I stopped next to the skylight, a grin breaking across my face. I allowed myself less than a second of self-congratulation before hunkering down next to it and peering inside.

It was darker than normal outside and lights were on in the shop, making the scene below well lit, if small. The window was only a couple of feet wide. Even leaning side to side, I could see only a small piece of the shop below, but it was enough. Directly below me, a paintbrush in her hand, stood Harmony.

My palms pressed on the window’s edges, I leaned forward, tried to see what was happening below-to decide what my next move should be. Makis had had access to Harmony for over a week. There was no reason to believe tonight was the night he would target her-not that I wanted to take the risk and leave her alone with him.

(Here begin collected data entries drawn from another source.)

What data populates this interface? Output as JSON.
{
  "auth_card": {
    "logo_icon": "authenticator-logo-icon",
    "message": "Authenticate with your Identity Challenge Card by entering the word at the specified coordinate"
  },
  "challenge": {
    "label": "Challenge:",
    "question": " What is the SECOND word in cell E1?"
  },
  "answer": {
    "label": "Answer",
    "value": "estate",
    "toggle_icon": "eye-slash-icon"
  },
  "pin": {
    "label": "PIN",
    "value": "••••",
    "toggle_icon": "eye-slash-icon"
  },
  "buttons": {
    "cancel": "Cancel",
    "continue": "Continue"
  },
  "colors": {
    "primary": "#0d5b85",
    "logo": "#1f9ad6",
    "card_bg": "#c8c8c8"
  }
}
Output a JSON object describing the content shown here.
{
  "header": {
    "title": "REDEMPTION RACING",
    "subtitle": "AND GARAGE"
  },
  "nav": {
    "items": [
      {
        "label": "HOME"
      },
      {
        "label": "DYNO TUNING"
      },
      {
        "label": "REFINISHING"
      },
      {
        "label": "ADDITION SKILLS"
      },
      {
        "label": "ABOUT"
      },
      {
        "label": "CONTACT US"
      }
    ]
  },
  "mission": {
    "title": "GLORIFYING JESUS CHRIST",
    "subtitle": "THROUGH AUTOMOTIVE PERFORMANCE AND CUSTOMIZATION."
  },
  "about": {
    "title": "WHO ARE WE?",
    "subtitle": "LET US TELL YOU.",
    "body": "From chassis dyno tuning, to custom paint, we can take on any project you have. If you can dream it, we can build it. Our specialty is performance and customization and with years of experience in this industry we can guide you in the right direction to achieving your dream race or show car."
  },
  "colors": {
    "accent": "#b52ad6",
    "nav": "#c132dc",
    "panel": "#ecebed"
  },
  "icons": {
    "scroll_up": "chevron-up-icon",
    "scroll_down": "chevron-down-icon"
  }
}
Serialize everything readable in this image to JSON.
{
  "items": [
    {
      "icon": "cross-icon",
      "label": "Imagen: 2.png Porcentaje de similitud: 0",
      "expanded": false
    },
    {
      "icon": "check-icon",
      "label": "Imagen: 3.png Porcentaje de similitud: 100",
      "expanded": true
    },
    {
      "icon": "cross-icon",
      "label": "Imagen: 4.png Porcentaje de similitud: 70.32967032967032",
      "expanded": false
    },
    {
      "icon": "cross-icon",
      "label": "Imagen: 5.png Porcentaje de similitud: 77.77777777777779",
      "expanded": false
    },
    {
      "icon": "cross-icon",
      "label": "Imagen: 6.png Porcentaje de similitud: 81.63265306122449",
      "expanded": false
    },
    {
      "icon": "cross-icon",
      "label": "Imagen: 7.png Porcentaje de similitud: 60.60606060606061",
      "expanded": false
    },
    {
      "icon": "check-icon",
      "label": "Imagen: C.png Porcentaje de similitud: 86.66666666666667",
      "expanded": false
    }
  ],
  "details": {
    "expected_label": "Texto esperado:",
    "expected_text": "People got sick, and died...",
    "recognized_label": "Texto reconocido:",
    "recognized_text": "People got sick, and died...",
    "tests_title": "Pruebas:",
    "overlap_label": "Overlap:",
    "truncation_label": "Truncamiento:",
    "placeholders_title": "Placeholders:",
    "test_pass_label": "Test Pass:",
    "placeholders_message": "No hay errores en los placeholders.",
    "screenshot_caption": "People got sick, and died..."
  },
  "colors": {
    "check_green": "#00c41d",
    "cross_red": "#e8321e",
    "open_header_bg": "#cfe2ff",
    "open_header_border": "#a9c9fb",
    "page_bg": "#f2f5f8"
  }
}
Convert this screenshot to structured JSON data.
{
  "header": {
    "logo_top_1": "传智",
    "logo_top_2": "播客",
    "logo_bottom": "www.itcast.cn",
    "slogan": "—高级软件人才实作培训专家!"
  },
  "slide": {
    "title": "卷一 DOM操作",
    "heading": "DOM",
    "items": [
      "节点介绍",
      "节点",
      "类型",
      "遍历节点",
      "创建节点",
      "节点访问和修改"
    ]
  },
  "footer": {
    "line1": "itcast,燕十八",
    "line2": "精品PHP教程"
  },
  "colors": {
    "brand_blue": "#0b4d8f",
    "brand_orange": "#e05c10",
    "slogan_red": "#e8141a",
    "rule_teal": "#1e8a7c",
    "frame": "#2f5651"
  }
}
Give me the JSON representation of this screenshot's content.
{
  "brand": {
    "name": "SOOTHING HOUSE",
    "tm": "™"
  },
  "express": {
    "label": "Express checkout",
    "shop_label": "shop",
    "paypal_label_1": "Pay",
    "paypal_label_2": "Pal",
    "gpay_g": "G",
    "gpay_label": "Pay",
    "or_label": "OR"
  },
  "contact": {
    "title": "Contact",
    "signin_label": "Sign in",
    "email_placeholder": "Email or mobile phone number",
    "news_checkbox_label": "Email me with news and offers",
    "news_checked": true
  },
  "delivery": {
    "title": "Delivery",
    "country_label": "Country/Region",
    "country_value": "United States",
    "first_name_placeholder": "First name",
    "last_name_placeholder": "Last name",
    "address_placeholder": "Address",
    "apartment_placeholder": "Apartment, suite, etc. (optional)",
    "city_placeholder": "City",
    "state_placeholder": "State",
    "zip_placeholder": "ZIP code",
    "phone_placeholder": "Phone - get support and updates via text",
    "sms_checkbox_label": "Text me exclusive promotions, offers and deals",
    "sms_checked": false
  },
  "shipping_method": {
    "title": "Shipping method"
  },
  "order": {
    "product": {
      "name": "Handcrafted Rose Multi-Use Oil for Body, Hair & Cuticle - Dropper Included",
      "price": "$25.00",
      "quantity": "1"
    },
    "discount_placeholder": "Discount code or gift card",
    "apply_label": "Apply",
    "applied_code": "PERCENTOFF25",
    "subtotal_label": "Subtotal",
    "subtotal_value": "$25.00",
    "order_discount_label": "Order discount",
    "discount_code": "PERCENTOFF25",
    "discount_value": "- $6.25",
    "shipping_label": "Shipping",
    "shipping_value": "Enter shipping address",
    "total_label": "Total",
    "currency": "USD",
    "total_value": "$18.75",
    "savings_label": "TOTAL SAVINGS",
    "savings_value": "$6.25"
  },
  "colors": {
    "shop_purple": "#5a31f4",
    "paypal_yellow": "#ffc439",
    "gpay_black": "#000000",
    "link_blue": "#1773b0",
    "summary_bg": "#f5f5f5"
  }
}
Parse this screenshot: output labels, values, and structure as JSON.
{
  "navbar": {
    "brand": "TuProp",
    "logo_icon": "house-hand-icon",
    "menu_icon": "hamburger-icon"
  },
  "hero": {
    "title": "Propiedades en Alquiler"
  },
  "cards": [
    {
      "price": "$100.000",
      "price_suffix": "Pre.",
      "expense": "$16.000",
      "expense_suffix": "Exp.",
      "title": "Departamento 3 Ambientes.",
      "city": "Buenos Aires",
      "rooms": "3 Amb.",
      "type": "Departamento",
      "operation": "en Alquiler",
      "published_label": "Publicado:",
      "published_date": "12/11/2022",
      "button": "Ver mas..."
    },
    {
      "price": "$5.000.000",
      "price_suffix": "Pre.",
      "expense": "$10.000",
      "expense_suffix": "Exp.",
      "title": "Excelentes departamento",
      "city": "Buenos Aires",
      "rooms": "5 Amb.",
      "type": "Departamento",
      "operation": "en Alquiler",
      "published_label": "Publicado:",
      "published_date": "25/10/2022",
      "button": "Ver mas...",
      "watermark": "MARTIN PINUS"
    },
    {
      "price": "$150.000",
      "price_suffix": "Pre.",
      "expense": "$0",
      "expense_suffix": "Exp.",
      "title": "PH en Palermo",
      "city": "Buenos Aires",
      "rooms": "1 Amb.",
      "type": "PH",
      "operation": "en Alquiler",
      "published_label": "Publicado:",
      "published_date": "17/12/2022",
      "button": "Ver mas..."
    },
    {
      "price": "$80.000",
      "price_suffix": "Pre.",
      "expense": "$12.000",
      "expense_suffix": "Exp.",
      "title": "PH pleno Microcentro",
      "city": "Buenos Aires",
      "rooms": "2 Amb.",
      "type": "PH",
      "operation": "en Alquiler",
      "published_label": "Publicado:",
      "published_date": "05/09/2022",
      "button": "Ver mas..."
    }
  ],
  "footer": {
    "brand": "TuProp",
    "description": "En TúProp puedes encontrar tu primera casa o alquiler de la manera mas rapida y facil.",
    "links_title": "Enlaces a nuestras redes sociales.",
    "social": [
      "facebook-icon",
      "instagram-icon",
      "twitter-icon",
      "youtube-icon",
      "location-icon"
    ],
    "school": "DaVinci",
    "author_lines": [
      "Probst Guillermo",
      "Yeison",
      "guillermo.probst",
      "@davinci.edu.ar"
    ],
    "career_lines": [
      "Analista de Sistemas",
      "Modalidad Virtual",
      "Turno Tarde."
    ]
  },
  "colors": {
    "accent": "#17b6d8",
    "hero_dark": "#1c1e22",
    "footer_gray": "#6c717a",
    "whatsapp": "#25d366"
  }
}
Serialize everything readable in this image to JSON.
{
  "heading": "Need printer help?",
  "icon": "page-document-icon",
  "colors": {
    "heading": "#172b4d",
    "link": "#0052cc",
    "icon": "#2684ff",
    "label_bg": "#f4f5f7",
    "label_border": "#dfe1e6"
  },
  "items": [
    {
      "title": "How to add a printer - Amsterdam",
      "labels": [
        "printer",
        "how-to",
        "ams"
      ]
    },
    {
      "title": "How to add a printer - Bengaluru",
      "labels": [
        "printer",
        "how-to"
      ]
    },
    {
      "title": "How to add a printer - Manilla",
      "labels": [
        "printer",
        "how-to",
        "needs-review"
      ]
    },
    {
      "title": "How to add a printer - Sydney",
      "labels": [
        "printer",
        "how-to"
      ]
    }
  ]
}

But I also didn’t want to do something that would send him over the edge, cause him to attack if he hadn’t planned to.

For the first time I wished I’d given in to another of Harmony’s demands-for her, us, to get cell phones. I had just never seen the need. But now, staring down at her, so close, but so impossible for me to reach without crashing through the glass, I did.

When we got out of this, I was taking her to the mall. I’d be supermom for at least a day. The thought made me smile, and as I settled down next to the window where I could keep an eye on my girl, I relaxed.

Until I saw the wheelchair behind a bookcase, visible to me, but not my daughter. The chair was turned over, its occupant sprawled across the floor.

Makis’s face was pale, his arms and legs akimbo-unnatural. And three feet away, completely unaware, sat Harmony, painting.

Something was very wrong.

I lifted my fist, ready to rap on the glass, but as my knuckles lowered, a figure stepped into view-a boy, brown hair, slim build. The boy I’d seen Harmony flirting with at school. The boy she’d been mooning over with Dana, I assumed.

He angled his head as he talked to her. A diamond stud winked at me from his ear. He moved again, to stand behind Harmony. He wrapped his hand around hers, the hand that held the paintbrush. Together their hands moved up and down in broad strokes, slow, sensual, almost sexual.

As his arm moved up, his T-shirt shifted, revealing the edge of a tattoo. My already tense muscles squeezed tighter. My fingers dug into the edge of the skylight, until the tips became numb. Another upward, then downward stroke and the tattoo was revealed-a dog, a hound, black and tan. Just like the stray that had followed me around my shop, followed Zery into the shower, watched Pisto jerk off her shirt.

The boy pressed closer to my daughter, his face so close to hers his breath stirred her hair.

The skylight creaked, the casement coming loose under the pressure of my grip. The boy and Harmony looked up, revealing his face.